Is there a reason to go to all that effort?
What's the goal?
If the world building and cultural history of your own world sounds like too much effort, maybe you are not "creative"? No need to invent the wheel when there are genres and highly-specific sub-genres with ready-made worlds built-in.
Narrative-tropes include settings the reader already knows. An author uses stock characters in situations that don't require a backstory, shorthand so the reader can go straight to the action.
'Slop' fiction is not new. Worlds can be shallow and broad like Star Wars, where honestly the less backstory the better because it only embarrasses from the lack of coherency. That's not the point.
'Intelligent' world building is also appealing, where the setting is narrow (a world-building conceit that defines the story), or deep (the story evolves from the themes, characters are representative of their environment).
It's not a binary. Readers who enjoy slop-punk-pew-pew-yee-haw can also enjoy ponderous-god-fated-galactic-dynasties.... Sometimes it's not about the details, it's about how the story is told.
Creativity is not wasted effort
World building without a story might be its own creative goal. There are no constraints on what should or should not be significant. The inclusion of events is up to the author.
This is Writing, where world building is in service to a story. the presumption is that world-building is a communication tool, and the author mostly hints at a submerged iceberg that is not directly seen in the finished work, but is evident through subtext, environmental storytelling, and culture-coded details.
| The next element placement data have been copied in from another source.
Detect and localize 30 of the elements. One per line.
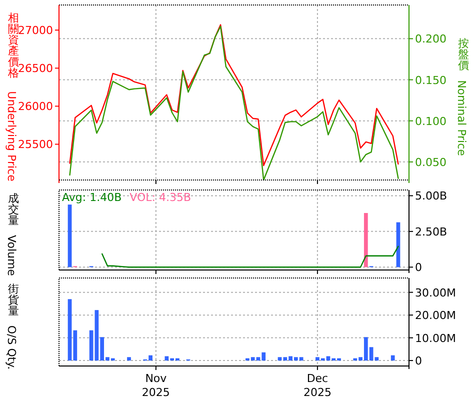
y2-tick-label: 0.100 xyxy=(415,114,446,128)
y-tick-label: 25500 xyxy=(18,138,53,152)
y2-tick-label: 2.50B xyxy=(415,225,448,238)
annotation: VOL: 4.35B xyxy=(130,191,191,204)
line-series xyxy=(101,246,399,268)
y2-tick-label: 0 xyxy=(415,261,422,274)
y-axis-title: 街貨量O/S Qty. xyxy=(5,282,19,370)
y2-tick-label: 30.00M xyxy=(415,286,456,300)
y-tick-label: 27000 xyxy=(18,24,53,38)
y2-tick-label: 5.00B xyxy=(415,190,448,203)
y-axis-title: 成交量Volume xyxy=(5,192,19,276)
y2-axis-title: 按盤價Nominal Price xyxy=(455,37,469,156)
y2-tick-label: 0 xyxy=(415,354,422,368)
y2-tick-label: 20.00M xyxy=(415,309,456,322)
bar xyxy=(127,357,131,361)
y2-tick-label: 0.150 xyxy=(415,74,446,87)
bar xyxy=(390,355,395,361)
bar xyxy=(374,357,379,361)
x-tick-label: Nov 2025 xyxy=(142,372,170,399)
y2-tick-label: 0.050 xyxy=(415,156,446,169)
x-tick-label: Dec 2025 xyxy=(303,372,332,399)
annotation: Avg: 1.40B xyxy=(62,191,122,204)
y-tick-label: 26000 xyxy=(18,100,53,114)
bar xyxy=(364,213,368,268)
y-tick-label: 26500 xyxy=(18,62,53,76)
y2-tick-label: 10.00M xyxy=(415,332,456,345)
bar xyxy=(68,204,72,268)
y2-tick-label: 0.200 xyxy=(415,32,446,46)
bar xyxy=(89,330,94,361)
y-axis-title: 相關資產價格 Underlying Price xyxy=(5,12,19,182)
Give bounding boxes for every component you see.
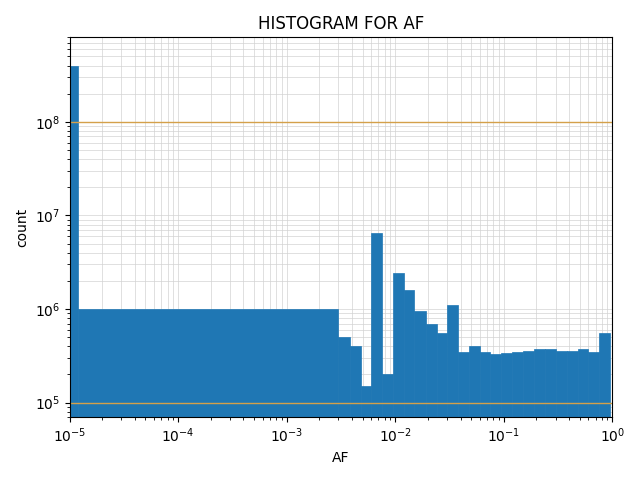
Bar — [360, 386, 371, 480]
Bar — [447, 305, 458, 480]
Bar — [78, 309, 339, 480]
Bar — [59, 65, 78, 480]
Bar — [393, 274, 404, 480]
Bar — [426, 324, 436, 480]
Bar — [578, 349, 588, 480]
Bar — [556, 350, 567, 480]
Bar — [414, 311, 426, 480]
Bar — [523, 350, 534, 480]
Bar — [534, 349, 545, 480]
Bar — [381, 374, 393, 480]
Bar — [480, 352, 490, 480]
Bar — [599, 333, 610, 480]
Y-axis label: count: count — [15, 208, 29, 247]
Bar — [436, 333, 447, 480]
Bar — [501, 353, 513, 480]
Bar — [545, 349, 556, 480]
X-axis label: AF: AF — [332, 451, 349, 465]
Bar — [458, 352, 469, 480]
Bar — [349, 346, 360, 480]
Bar — [490, 354, 501, 480]
Bar — [469, 346, 480, 480]
Bar — [339, 337, 349, 480]
Bar — [404, 290, 414, 480]
Bar — [371, 233, 381, 480]
Title: HISTOGRAM FOR AF: HISTOGRAM FOR AF — [258, 15, 424, 33]
Bar — [567, 350, 578, 480]
Bar — [588, 352, 599, 480]
Bar — [513, 352, 523, 480]
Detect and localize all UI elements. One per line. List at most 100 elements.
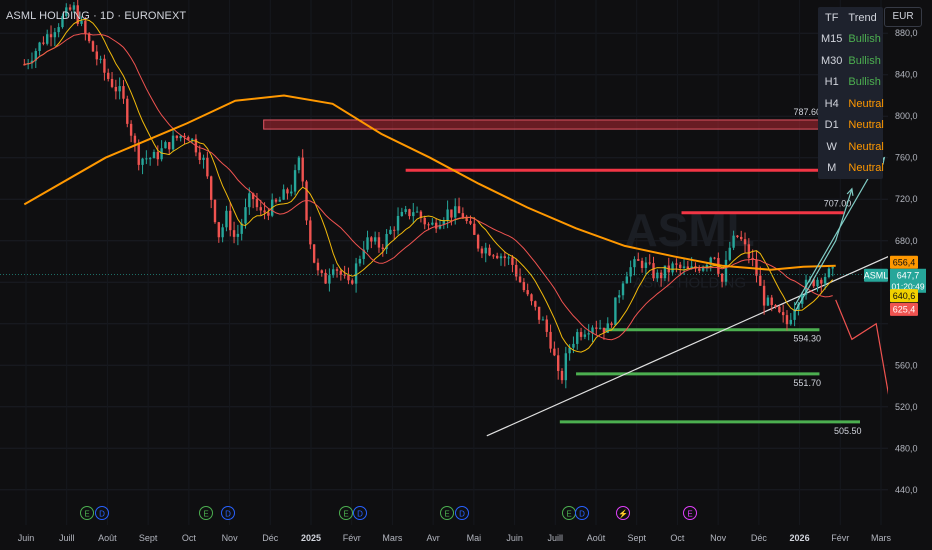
candle-body [110,78,114,87]
candle-body [568,347,571,354]
trend-value: Neutral [848,162,884,175]
x-tick-label: Juin [506,533,523,543]
candle-body [316,262,320,271]
candle-body [793,309,796,320]
x-tick-label: Juin [18,533,35,543]
candle-body [324,272,327,284]
candle-body [263,210,266,213]
candle-body [774,304,777,307]
candle-body [576,332,579,344]
candle-body [168,142,171,150]
candle-body [23,64,26,66]
candle-body [30,60,34,64]
candle-body [175,135,179,139]
candle-body [495,255,499,259]
x-tick-label: Mai [467,533,482,543]
trend-row: M15 Bullish [818,29,887,51]
candle-body [381,247,384,250]
x-tick-label: Juill [59,533,75,543]
candle-body [377,237,381,248]
candle-body [328,275,331,284]
trend-tf: W [826,140,837,153]
candle-body [38,42,41,52]
candle-body [831,267,834,269]
event-marker [199,506,213,520]
candle-body [553,348,556,356]
candle-body [255,199,259,208]
trend-row: H4 Neutral [818,93,887,115]
candle-body [427,224,430,226]
candle-body [103,58,106,73]
event-marker-letter: D [579,510,585,519]
candle-body [755,259,758,276]
candle-body [621,283,625,296]
candle-body [751,257,754,260]
candle-body [659,272,663,279]
candle-body [556,355,560,371]
candle-body [259,207,262,211]
candle-body [366,237,369,250]
candle-body [198,152,201,160]
candle-body [457,206,461,214]
y-tick-label: 520,0 [895,402,918,412]
candle-body [126,98,129,124]
candle-body [34,51,37,61]
candle-body [701,267,705,271]
trend-value: Neutral [848,97,884,110]
candle-body [133,135,137,143]
trend-row: D1 Neutral [818,115,887,137]
x-tick-label: Sept [139,533,158,543]
candle-body [537,306,541,320]
candle-body [690,266,693,269]
candle-body [190,138,194,140]
candle-body [393,229,396,231]
event-marker [95,506,109,520]
currency-button[interactable]: EUR [884,7,922,27]
x-tick-label: Août [587,533,606,543]
candle-body [476,234,480,249]
candle-body [213,199,217,223]
bull-projection-head [846,187,854,196]
candle-body [419,211,423,218]
event-marker [683,506,697,520]
resistance-zone [263,119,861,130]
candle-body [84,20,87,34]
candle-body [438,224,442,229]
candle-body [770,297,773,305]
candle-body [530,294,533,302]
trend-row: H1 Bullish [818,72,887,94]
x-tick-label: Oct [182,533,197,543]
candle-body [549,331,552,349]
x-tick-label: Avr [426,533,439,543]
watermark-name: ASML HOLDING [633,274,746,291]
event-marker-letter: E [343,510,348,519]
symbol-title: ASML HOLDING · 1D · EURONEXT [6,10,187,22]
candle-body [46,34,49,44]
candle-body [114,86,118,92]
level-label: 594.30 [793,334,821,344]
candle-body [206,157,209,177]
bear-projection [835,299,894,418]
y-tick-label: 480,0 [895,443,918,453]
trend-value: Bullish [848,76,881,89]
x-tick-label: Févr [343,533,361,543]
ma-short-yellow [24,18,834,353]
candle-body [160,148,163,160]
candle-body [49,34,53,38]
event-marker [353,506,367,520]
candle-body [339,270,343,275]
candle-body [129,123,133,136]
event-marker [221,506,235,520]
candle-body [332,269,335,276]
candle-body [610,323,613,326]
event-marker [80,506,94,520]
candle-body [534,301,537,307]
candle-body [145,158,148,160]
event-marker-letter: D [225,510,231,519]
candle-body [362,249,365,259]
candle-body [309,220,312,245]
candle-body [351,280,354,284]
candle-body [625,276,629,284]
candle-body [679,264,682,268]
Sophisticated world-building is subtle and pervasive, punk world-building is fast and loud. Some genres promise 'cozy' to signal scope and scale, while others are signaling their credentials within literary or historic context.
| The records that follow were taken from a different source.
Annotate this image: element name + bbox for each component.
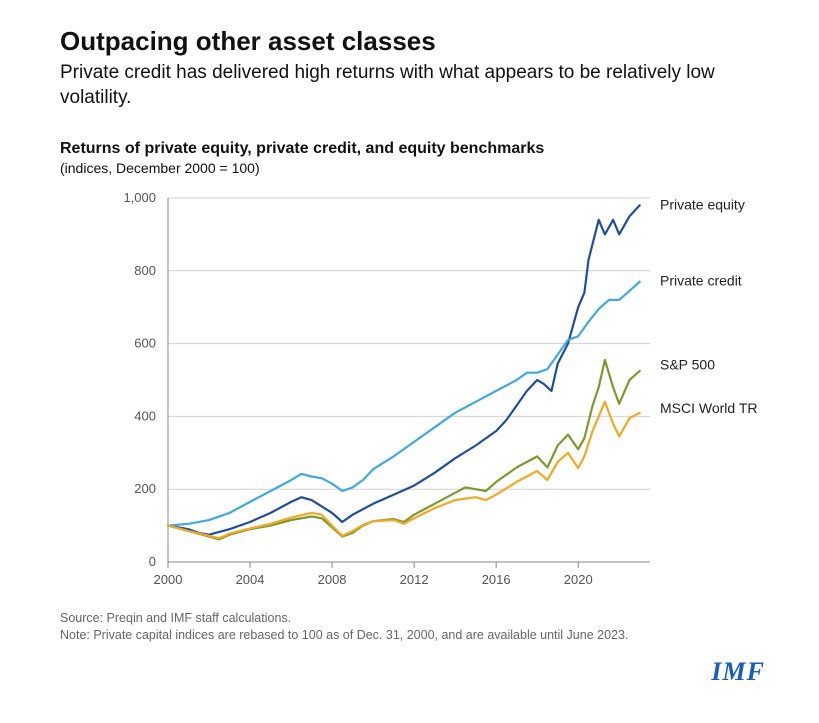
svg-text:2016: 2016: [482, 572, 511, 587]
chart-area: 0 200 400 600 800 1,000 2000 2004 2008 2012 2016 20…: [60, 182, 760, 602]
svg-text:200: 200: [134, 482, 156, 497]
note-text: Note: Private capital indices are rebase…: [60, 627, 680, 644]
svg-text:2008: 2008: [318, 572, 347, 587]
svg-text:2012: 2012: [400, 572, 429, 587]
line-chart: 0 200 400 600 800 1,000 2000 2004 2008 2012 2016 20…: [60, 182, 760, 602]
svg-text:S&P 500: S&P 500: [660, 357, 715, 373]
subheadline: Private credit has delivered high return…: [60, 61, 769, 110]
svg-text:MSCI World TR: MSCI World TR: [660, 400, 758, 416]
svg-text:0: 0: [149, 554, 156, 569]
source-text: Source: Preqin and IMF staff calculation…: [60, 610, 680, 627]
svg-text:Private credit: Private credit: [660, 273, 742, 289]
svg-text:2004: 2004: [236, 572, 265, 587]
chart-title: Returns of private equity, private credi…: [60, 140, 769, 158]
headline: Outpacing other asset classes: [60, 26, 769, 57]
svg-text:2000: 2000: [154, 572, 183, 587]
svg-text:Private equity: Private equity: [660, 197, 745, 213]
svg-text:1,000: 1,000: [123, 190, 156, 205]
svg-text:2020: 2020: [564, 572, 593, 587]
imf-logo: IMF: [711, 657, 765, 687]
chart-subtitle: (indices, December 2000 = 100): [60, 160, 769, 176]
svg-text:600: 600: [134, 336, 156, 351]
svg-text:400: 400: [134, 409, 156, 424]
svg-text:800: 800: [134, 263, 156, 278]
World-building should not lore-dump the begats of a thousand-year reign of un-eventful rulers. That is an exercise in filler-content. We have AI for this now, it is not even creative just faking the obsessive completeness of fanfiction.
If a story requires a coherent timeline of events, the author should plot (at least) the parts that are relevant, or that need clarity. But respect the reader's suspension of disbelief. The goal is to spark their imagination so the reader believes they know the world already. It's always better to allow them to fill in the gaps with their own possibilities, than to kill imagination with a lot of filler and trivia.